Художник знакомит этого юношу, «чистого душой и помыслами», со своим другом Генри. Генри циничен , обладает даром убеждения, его речи — речи искусителя. Он убеждает юношу , что от жизни нужно брать все, что молодость — высшая ценность, что совесть — лишь трусость и т. д. Дориан меняется в минуту, на глазах изумленных читателей.
Он «искушен», хочет чувствовать все, испытать все удовольствия, сделать из своей жизни произведение искусства. Видя свой портрет, он в сердцах умоляет сделать так, чтобы портрет старел вместо него. Его желание сбывается. Дориан сохраняет молодость и красоту, а главное — его грехи отражаются не на его лице, а на портрете.
И вот Дориану 38 лет. Он все такой же. Его жизнь грешна. Об этом все подозревают, но все подозрения рушатся, стоит лишь посмотреть на его лицо.
Оно невинно, как и двадцать лет назад. Однажды Дориан рассказал тому Художнику, что написал портрет, о своей тайне. И, испугавшись, убил его. Дориан еще делает попытки свернуть на путь добра, мучается и, в итоге, решает уничтожить портрет.
Как только он вонзает нож в картину, он падает мертвым. И все его годы и грехи отражаются на лице героя. А портрет становится таким же прекрасным, как был когда-то. Портрет Дориана Грея олицетворял его совесть и, пытаясь убить свою совесть, Дориан убивает себя.
В романе Оскара Уальда, как и в повести Гоголя, звучит и тема искусства. Она показана в истории артистки Сибиллы Вэн, брошенной Дорианом и лишившей себя жизни. Девушка изумительно играла шекспировских героинь, пока не знала любви, и Дориан влюбился не в нее, а в созданные ею прекрасные образы. Полюбив Дориана, Сибилла сразу теряет свое мастерство.
Воплощать на сцене страсть можно только с совершенно холодным сердцем. Узнав о самоубийстве Сибиллы из газет, Дориан восклицает: «Как бы я плакал, если бы прочел о ее смерти в каком-нибудь романе!» Эта фраза подчеркивает мысль Уайльда о превосходстве искусства над жизнью. Но искусства истинного, в основе которого лежит нравственность. В основе повести Гоголя и романа Уальда лежат мысли о нравственности и искусстве.
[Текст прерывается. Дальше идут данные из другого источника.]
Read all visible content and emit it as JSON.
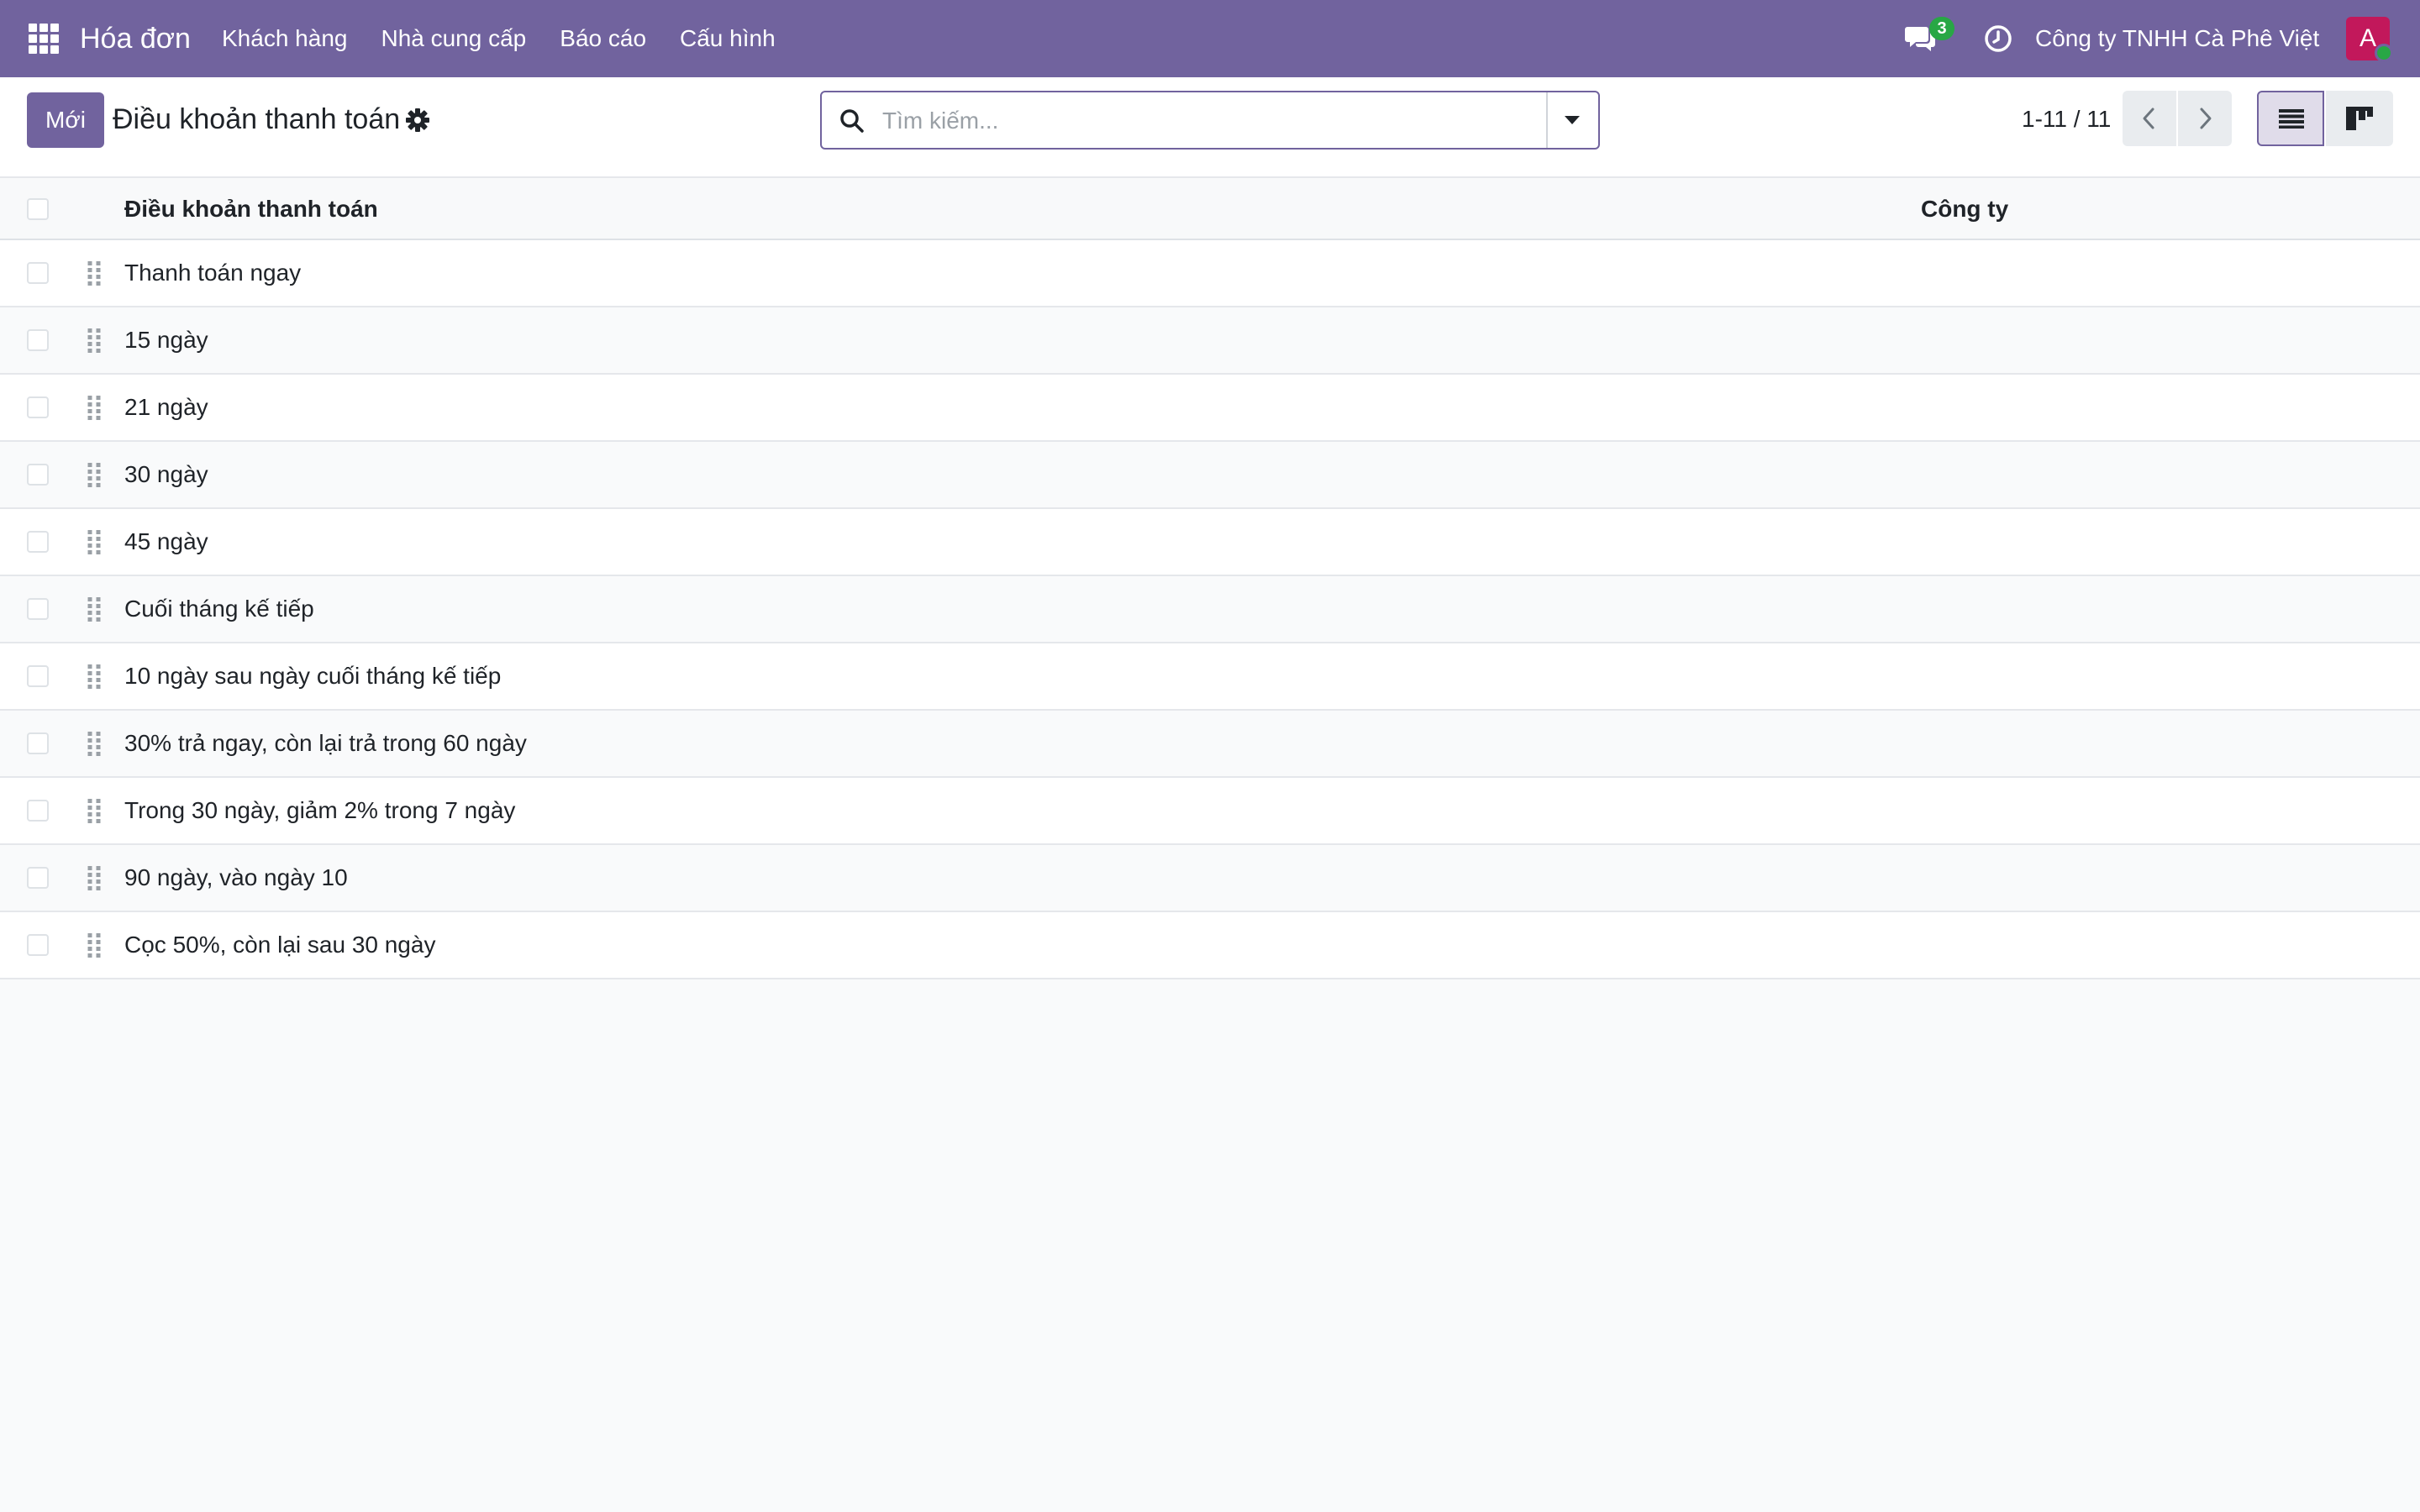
{
  "navbar": {
    "brand": "Hóa đơn",
    "menu": [
      {
        "label": "Khách hàng"
      },
      {
        "label": "Nhà cung cấp"
      },
      {
        "label": "Báo cáo"
      },
      {
        "label": "Cấu hình"
      }
    ],
    "chat_count": "3",
    "company": "Công ty TNHH Cà Phê Việt",
    "avatar_initial": "A",
    "colors": {
      "bar": "#71639e",
      "avatar": "#c2185b",
      "status": "#28a745"
    }
  },
  "control_panel": {
    "new_button": "Mới",
    "title": "Điều khoản thanh toán",
    "search_placeholder": "Tìm kiếm...",
    "pager": "1-11 / 11"
  },
  "table": {
    "columns": [
      "Điều khoản thanh toán",
      "Công ty"
    ],
    "rows": [
      {
        "name": "Thanh toán ngay",
        "company": ""
      },
      {
        "name": "15 ngày",
        "company": ""
      },
      {
        "name": "21 ngày",
        "company": ""
      },
      {
        "name": "30 ngày",
        "company": ""
      },
      {
        "name": "45 ngày",
        "company": ""
      },
      {
        "name": "Cuối tháng kế tiếp",
        "company": ""
      },
      {
        "name": "10 ngày sau ngày cuối tháng kế tiếp",
        "company": ""
      },
      {
        "name": "30% trả ngay, còn lại trả trong 60 ngày",
        "company": ""
      },
      {
        "name": "Trong 30 ngày, giảm 2% trong 7 ngày",
        "company": ""
      },
      {
        "name": "90 ngày, vào ngày 10",
        "company": ""
      },
      {
        "name": "Cọc 50%, còn lại sau 30 ngày",
        "company": ""
      }
    ]
  }
}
Оба автора утверждают, что нет ничего такого, ради чего стоит нарушать законы нравственности. А искусство писатели ставят на высшую ступень человеческого бытия. «Намек о божественном, небесном заключен для человека в искусстве, и потому одному оно уже выше всего… Все принеси ему в жертву и возлюби его всей страстью, не страстью, дышащей земным вожделением, но тихой небесной страстью: без нее не властен человек возвыситься от земли и не может дать чудных звуков успокоения. Ибо для успокоения и примирения всех нисходит в мир высокое создание искусства», — пишет Гоголь.
И ему созвучны мысли об искусстве Уальда.